(©l e b A b e l, Cie du Talon Rouge)
À quelques minutes du Camp de Natzweiler,
À la porte de l'Hôpital où furent amenées les dépouilles chaudes de 87 hommes,
Ex-Anonymes Matricules Rayures Disparues
Dans la nuit et le brouillard,
Bonjour.
Bonjour, Menahem Taffel,
Un des transférés d'Auschwitz pour "expériences" au KL voisin,
Bonjour,
Car bientôt
Très bientôt
Il n’en restera
Aucun
Aucun
Le silence proposera son manteau
Au gravier, au fer qui grince, au bois qui craque
Tous les survivants auront été rattrapés ;
Tous en leur temps, avalés par la Grande Vorace
Seront ramassés dans des lettres sur un marbre.
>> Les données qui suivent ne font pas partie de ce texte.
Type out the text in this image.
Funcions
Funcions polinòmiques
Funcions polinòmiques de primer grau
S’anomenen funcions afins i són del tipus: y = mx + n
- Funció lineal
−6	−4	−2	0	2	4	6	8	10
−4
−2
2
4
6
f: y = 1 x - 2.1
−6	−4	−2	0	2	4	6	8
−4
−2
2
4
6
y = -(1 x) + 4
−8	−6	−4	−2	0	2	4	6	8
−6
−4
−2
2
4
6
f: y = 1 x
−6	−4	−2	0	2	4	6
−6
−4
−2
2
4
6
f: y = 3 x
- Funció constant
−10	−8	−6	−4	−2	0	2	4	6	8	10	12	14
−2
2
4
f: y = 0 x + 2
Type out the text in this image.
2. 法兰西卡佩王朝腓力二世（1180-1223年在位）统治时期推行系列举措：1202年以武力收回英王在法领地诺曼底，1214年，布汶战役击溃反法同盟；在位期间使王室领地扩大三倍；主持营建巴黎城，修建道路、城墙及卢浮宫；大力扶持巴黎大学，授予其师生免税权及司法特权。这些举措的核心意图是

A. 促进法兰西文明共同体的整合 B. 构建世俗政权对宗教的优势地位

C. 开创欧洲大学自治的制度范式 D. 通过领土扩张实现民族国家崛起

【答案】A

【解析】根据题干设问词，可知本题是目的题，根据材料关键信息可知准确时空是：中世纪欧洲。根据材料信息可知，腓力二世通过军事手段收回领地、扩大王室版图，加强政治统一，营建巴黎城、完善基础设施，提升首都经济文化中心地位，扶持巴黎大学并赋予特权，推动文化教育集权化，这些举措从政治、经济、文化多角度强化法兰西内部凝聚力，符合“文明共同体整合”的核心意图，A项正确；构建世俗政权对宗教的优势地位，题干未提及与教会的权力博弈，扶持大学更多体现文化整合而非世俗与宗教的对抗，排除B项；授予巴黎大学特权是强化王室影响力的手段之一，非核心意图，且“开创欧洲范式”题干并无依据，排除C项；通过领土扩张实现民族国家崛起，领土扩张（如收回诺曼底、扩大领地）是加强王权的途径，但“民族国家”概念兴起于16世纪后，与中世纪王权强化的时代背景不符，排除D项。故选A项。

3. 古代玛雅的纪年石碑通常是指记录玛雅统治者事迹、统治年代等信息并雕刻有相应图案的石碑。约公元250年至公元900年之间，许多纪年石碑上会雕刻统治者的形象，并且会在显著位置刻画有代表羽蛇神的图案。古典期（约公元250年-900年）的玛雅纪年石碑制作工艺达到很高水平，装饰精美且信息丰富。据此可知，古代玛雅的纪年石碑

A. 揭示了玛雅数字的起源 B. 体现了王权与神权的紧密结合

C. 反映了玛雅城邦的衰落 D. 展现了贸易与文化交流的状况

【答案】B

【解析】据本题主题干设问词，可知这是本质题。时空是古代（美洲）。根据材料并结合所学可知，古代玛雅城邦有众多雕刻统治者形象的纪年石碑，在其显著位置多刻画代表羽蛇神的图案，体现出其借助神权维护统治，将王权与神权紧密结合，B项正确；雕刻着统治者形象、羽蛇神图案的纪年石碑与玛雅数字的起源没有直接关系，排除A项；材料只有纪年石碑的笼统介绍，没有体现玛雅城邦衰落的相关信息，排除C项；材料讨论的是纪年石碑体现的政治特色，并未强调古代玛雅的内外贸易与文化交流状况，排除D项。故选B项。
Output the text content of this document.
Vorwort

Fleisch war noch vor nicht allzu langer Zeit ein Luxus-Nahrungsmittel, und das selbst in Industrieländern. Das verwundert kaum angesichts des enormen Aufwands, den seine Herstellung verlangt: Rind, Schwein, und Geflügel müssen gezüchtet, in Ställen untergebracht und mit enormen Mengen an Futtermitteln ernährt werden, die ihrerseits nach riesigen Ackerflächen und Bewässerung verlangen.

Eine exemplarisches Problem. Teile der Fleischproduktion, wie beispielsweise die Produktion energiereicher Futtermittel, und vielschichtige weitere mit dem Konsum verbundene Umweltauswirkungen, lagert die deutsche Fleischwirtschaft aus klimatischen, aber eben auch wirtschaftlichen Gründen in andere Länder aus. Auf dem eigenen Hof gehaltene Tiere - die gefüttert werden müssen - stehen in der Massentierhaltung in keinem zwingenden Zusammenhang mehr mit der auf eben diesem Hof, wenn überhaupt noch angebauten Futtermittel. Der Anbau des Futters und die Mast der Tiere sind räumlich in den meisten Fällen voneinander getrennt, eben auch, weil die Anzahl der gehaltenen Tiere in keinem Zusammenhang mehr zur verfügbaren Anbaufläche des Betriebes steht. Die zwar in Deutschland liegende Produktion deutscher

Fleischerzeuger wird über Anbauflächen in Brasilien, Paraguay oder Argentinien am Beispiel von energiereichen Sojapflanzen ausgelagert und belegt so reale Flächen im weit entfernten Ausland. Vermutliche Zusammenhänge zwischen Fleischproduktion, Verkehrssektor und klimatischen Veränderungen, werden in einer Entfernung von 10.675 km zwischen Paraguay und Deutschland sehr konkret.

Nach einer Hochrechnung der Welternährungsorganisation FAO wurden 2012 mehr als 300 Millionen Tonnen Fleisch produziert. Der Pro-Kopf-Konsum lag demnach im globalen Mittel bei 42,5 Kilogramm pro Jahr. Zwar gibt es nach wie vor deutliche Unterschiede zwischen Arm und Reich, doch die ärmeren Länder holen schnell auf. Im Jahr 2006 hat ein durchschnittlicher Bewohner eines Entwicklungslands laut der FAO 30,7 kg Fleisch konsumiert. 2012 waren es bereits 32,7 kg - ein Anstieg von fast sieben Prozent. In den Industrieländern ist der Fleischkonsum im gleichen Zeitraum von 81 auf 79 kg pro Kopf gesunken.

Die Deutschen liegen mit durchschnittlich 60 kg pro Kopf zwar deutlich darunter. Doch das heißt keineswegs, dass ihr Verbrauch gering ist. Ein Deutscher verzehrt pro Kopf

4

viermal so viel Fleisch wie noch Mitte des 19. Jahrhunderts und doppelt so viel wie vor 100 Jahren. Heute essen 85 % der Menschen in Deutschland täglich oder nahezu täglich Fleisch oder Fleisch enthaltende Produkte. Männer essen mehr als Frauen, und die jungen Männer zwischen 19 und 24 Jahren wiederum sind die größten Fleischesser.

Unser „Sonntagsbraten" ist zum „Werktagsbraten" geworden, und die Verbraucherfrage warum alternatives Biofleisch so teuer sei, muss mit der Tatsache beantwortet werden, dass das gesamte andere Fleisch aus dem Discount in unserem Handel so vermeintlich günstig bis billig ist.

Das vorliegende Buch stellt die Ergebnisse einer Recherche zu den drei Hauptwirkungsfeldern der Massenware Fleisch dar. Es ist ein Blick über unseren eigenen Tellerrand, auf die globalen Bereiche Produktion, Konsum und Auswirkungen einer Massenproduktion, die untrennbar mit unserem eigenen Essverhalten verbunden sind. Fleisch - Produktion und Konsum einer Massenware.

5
Je me moque des souvenirs qui traînent après les leçons,
Je veux entrer dans la mémoire, me loger dans l’utérus
Dans la matrice où naissent les souvenirs et les récits
Parce que maintenant,
Le gravier veut des pas où crisser :
A qui sera le tour ?
Partout la pluie fait des chapelets de rosée
Sur les barbelés noirs et fauves
Un carré, un stade,
Où vingt, vingt-cinq milliers,
Ou plus,
Ont quitté la vie.
Ici, la boue chante des accents étouffés
Quand elle descend avec les rigoles
Nées au sommet, où le camp trônait
Là, les arbres ont été nourris à la cendre humaine
Chacun de ces humains au peu à peu qui passait,
Tandis qu’ailleurs des clochers comptaient le temps
Chacun de ces humains des deux côtés des barreaux
Chacun
Chacun
Est mort dans la mort
Mort dans la mort de chacune des victimes
Chacun de ces humains était un amour pour quelqu'un
Sa photo l’attendant là où les bombes n’étaient pas tombées
Que reste-t-il de ces amours ?
Il reste
Nous.
Nous…
Il est fini le temps des chrysanthèmes
Nous ne sommes pas plus que des liserons
Pour fleurir encor chaque année, nous montons
à l'assaut des grillages rouillés : golems.
Nous tissons nos fils au-dessus de l’oubli
Sur une mémoire hérissée, accrochés
Nous flottons comme du linge toujours taché
Partout les chapelets de rosée nous prient
Sous la pluie des jours, nous ne pouvons sécher
Nous ne serons plus ni drapeaux ni oriflammes
Tous ces humains sacs de peaux jetés dans les flammes
Nous habitent, nous emportent, nous soulèvent,
Pour fleurir juste un peu plus haut que leurs rêves
Sur la dernière ombre des barbelés rouillés ;
Alors, liserons, à l'assaut des lignes, fleurissons.